Ich halte das für nicht umsetzbar. Würde mir mein Mieter dann jeden Monat mitteilen, wie viel er verdient hat und mit mir dann die Abrechnung durchgehen? Das Einkommensrisiko, das jeder einzelne Mieter hat, würde abgewälzt auf die Vermieter. Das gibt es sonst nirgendwo. An der Supermarktkasse verlangt doch auch niemand, nur fünf Prozent seines Einkommens für Obst und Gemüse zu zahlen. Absolute Grenzen, wie Giffey sie nun fordert, widersprechen meinem Verständnis von Selbstbestimmung.
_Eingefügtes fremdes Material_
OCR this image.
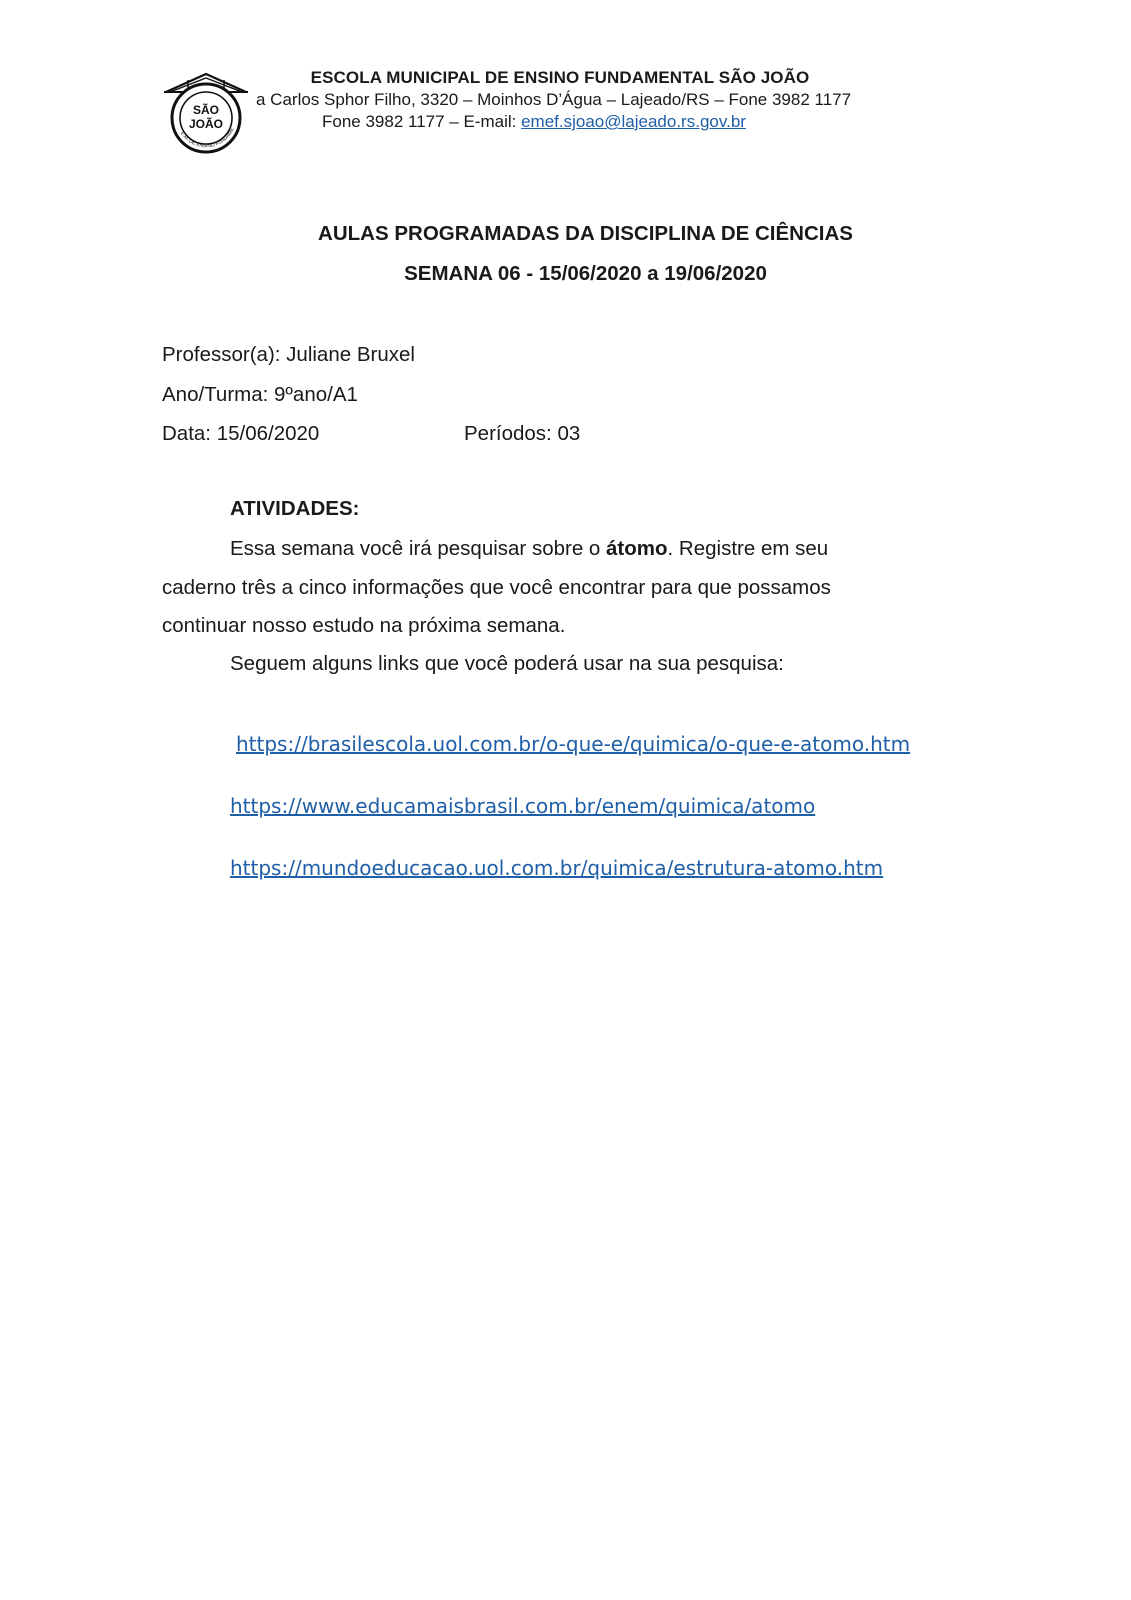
SÃO
JOÃO
E.M. DE ENSINO FUNDAME
ESCOLA MUNICIPAL DE ENSINO FUNDAMENTAL SÃO JOÃO
a Carlos Sphor Filho, 3320 – Moinhos D’Água – Lajeado/RS – Fone 3982 1177
Fone 3982 1177 – E-mail: emef.sjoao@lajeado.rs.gov.br
AULAS PROGRAMADAS DA DISCIPLINA DE CIÊNCIAS
SEMANA 06 - 15/06/2020 a 19/06/2020
Professor(a): Juliane Bruxel
Ano/Turma: 9ºano/A1
Data: 15/06/2020	Períodos: 03
ATIVIDADES:
Essa semana você irá pesquisar sobre o átomo. Registre em seu
caderno três a cinco informações que você encontrar para que possamos
continuar nosso estudo na próxima semana.
Seguem alguns links que você poderá usar na sua pesquisa:
https://brasilescola.uol.com.br/o-que-e/quimica/o-que-e-atomo.htm
https://www.educamaisbrasil.com.br/enem/quimica/atomo
https://mundoeducacao.uol.com.br/quimica/estrutura-atomo.htm
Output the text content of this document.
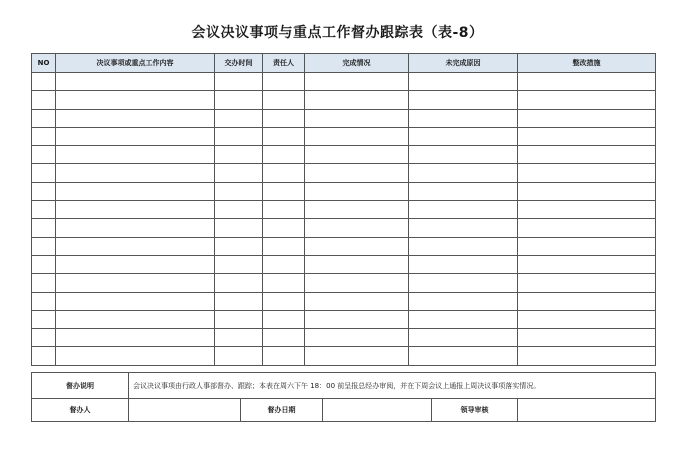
会议决议事项与重点工作督办跟踪表（表-8）
NO	决议事项或重点工作内容	交办时间	责任人	完成情况	未完成原因	整改措施

督办说明	会议决议事项由行政人事部督办、跟踪；本表在周六下午 18：00 前呈报总经办审阅，并在下周会议上通报上周决议事项落实情况。				
督办人		督办日期		领导审核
von Georg Buschmann, Philipp Frohn, Jan-Lukas Schmitt

Wenn es nach Giffey geht, dann soll die 30-Prozent-Regel kein Gesetz werden, sondern nur eine Selbstverpflichtung für Vermieter. Was würde die LEG machen?
Ich bin froh, dass wir keine einzige Wohnung in Berlin haben. Aber: Nein, die LEG würde da nicht mitmachen. Ich kann nur dringend vor zu viel Regulierung warnen. Wenn wir wollen, dass die Unternehmen in den Neubau und die Modernisierung von Gebäuden investieren, dann brauchen wir eine Möglichkeit, damit auch Geld zu verdienen. Sonst wird das niemand tun. Zu viel Regulierung belastet am Ende den Neubau und die Erreichung der Klimaziele.

Die Zinsen sind seit Jahresbeginn drastisch gestiegen, Finanzierungen werden nun zunehmend teurer. Immer mehr Experten prognostizieren das Ende des Immobilienbooms. Stimmen Sie dem zu?
Das Ende des Immobilienbooms wird es für den bezahlbaren Wohnungsmietmarkt nicht geben. Wegen des entsetzlichen Krieges in der Ukraine sind bislang 600.000 Menschen nach Deutschland geflohen. Und Deutschland braucht zudem massive Zuwanderung, um den Fachkräftemangel zu lösen. Also brauchen wir dringend neue Wohnungen, die aber aufgrund der besprochenen Herausforderungen derzeit nicht gebaut werden. Der Nachfrageüberhang nach bezahlbarem Wohnen wird sich also dramatisch erhöhen.